Sebelumnya, Kejaksaan Agung menegaskan kerugian negara dalam rasuah IUP PT Timah mencapai Rp300 triliun. Namun, angka tersebut tak sepenuhnya berasal dari hasil korupsi seperti suap ataupun kerugian lain yang berasal dari anggaran negara. Bahkan, kerugian terbesar bersumber dari kerusakan yang timbul akibat praktik rasuah.

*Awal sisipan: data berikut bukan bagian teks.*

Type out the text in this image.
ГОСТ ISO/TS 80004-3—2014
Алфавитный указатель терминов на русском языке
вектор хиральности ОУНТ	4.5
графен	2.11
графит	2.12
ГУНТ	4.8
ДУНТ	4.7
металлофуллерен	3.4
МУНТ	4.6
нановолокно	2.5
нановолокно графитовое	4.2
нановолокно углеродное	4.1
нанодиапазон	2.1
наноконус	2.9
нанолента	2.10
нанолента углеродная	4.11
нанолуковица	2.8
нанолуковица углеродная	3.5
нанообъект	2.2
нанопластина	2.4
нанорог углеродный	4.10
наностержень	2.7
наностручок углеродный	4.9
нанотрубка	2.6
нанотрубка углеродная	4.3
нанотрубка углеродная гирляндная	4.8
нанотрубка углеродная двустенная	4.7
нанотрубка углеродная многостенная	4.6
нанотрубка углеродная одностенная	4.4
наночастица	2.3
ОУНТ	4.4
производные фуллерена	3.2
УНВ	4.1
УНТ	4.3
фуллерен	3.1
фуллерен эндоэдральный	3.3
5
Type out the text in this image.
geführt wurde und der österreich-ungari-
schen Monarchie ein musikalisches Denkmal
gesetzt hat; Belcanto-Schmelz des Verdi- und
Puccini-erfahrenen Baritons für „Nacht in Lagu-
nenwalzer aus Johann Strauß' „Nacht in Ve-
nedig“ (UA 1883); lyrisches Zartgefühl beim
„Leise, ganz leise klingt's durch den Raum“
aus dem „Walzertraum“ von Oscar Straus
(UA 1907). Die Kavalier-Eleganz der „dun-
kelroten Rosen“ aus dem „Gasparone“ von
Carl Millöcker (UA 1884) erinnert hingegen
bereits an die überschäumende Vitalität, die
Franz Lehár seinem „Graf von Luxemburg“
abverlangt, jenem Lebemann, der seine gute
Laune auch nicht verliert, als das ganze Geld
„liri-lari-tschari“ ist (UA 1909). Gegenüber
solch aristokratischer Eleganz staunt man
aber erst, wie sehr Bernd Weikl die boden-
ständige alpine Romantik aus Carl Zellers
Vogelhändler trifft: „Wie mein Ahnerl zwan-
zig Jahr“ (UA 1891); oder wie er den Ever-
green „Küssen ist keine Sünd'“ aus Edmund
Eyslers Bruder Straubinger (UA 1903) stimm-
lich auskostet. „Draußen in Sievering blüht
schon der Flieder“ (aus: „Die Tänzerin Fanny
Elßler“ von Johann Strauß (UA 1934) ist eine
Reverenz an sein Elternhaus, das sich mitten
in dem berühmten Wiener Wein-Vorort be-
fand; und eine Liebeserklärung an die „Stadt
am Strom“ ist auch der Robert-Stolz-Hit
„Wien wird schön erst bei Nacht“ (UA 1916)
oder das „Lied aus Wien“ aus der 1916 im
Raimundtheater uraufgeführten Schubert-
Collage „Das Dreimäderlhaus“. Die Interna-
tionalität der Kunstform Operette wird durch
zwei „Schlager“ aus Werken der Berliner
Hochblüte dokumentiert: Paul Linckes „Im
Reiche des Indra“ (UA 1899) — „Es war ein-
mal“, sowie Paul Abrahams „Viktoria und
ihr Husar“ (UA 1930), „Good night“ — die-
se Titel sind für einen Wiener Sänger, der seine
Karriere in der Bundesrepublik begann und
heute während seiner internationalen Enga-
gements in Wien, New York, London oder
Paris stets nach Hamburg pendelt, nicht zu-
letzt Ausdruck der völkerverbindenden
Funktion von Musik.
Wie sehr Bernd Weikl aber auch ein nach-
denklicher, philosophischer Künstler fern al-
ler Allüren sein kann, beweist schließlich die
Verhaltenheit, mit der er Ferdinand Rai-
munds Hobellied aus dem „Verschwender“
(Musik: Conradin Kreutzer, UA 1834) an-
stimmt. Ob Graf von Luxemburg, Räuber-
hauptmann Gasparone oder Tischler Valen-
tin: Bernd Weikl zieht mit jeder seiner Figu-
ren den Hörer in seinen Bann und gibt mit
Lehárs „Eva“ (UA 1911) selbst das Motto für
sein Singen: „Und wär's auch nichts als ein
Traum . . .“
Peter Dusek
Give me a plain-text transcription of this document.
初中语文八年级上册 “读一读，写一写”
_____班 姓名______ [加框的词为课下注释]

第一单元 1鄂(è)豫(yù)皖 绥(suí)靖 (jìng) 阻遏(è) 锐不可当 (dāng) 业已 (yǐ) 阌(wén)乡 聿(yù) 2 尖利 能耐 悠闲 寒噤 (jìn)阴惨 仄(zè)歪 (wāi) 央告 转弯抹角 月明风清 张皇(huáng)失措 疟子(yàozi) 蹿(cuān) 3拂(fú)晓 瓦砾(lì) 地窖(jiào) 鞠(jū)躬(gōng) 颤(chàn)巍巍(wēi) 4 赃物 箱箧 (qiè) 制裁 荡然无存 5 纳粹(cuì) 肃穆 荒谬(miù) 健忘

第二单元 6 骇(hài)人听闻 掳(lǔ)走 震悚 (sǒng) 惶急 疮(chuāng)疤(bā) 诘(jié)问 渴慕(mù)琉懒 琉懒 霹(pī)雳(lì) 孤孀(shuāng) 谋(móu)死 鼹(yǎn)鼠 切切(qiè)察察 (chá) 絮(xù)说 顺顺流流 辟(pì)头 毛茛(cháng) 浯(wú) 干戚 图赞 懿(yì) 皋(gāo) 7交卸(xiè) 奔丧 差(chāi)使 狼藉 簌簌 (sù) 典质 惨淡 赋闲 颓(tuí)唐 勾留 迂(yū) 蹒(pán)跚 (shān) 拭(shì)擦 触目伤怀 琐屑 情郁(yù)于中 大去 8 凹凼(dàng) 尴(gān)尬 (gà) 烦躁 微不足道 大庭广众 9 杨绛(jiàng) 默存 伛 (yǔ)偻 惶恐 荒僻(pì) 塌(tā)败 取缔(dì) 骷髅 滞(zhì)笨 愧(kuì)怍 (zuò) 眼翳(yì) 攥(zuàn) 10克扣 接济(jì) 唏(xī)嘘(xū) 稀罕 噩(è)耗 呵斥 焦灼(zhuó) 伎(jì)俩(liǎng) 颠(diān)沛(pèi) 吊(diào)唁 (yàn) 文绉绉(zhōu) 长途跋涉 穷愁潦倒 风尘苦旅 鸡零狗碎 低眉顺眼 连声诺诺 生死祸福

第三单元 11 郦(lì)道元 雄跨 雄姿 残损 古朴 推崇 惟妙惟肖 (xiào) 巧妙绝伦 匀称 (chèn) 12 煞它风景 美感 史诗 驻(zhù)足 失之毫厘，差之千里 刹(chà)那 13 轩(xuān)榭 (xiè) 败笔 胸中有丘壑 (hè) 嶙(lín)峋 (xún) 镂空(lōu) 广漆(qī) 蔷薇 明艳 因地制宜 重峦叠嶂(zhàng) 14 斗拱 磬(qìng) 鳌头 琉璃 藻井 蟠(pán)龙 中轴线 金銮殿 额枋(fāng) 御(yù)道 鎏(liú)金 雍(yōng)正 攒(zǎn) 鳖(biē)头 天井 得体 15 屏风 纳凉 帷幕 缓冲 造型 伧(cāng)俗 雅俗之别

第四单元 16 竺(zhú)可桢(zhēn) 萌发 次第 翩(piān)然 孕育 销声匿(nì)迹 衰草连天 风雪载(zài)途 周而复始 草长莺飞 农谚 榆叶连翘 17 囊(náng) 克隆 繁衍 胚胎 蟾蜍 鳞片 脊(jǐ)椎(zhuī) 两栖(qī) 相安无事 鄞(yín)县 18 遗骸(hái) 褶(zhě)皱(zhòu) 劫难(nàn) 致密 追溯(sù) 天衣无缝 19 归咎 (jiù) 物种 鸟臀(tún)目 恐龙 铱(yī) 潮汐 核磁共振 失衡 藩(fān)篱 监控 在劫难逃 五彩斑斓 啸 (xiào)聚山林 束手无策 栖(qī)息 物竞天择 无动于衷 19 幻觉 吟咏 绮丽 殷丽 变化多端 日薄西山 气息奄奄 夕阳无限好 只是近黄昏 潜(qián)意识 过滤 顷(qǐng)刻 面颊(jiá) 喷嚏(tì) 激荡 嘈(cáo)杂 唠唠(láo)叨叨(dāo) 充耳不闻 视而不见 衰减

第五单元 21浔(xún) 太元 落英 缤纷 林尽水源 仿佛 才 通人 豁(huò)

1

Kepala Pusat Penerangan Hukum Kejagung Harli Siregar mengungkap, total kerugian kasus timah Rp300.003.263.938.131,14. Dari angka itu, Rp2,284 triliun merupakan kerugian keuangan negara atas aktivitas kerja sama penyewaan alat processing penglogaman timah yang tidak sesuai ketentuan.

"Kerugian keuangan negara atas pembayaran bijih timah dari tambang timah ilegal sebesar Rp26,648 triliun," sambung Harli dalam acara Capaian Kinerja Kejaksaan RI 2024 di Gedung Kejagung, Jakarta, Selasa, 31 Desember 2024.

Kerugian keuangan negara atas kerusakan lingkungan akibat tambang timah ilegal yang dihitung oleh ahli lingkungan hidup mencapai Rp271,069 triliun. Harli memerinci kerugian lingkungan itu bersumber dari kerugian ekologi yang jumlahnya Rp183,703 triliun.

Selain itu, kerugian negara akibat kerusakan lingkungan berasal dari kerugian ekonomi lingkungan sebesar Rp74,479 triliun serta pemulihan lingkugnan yang jumlahnya mencapai Rp11,887 triliun.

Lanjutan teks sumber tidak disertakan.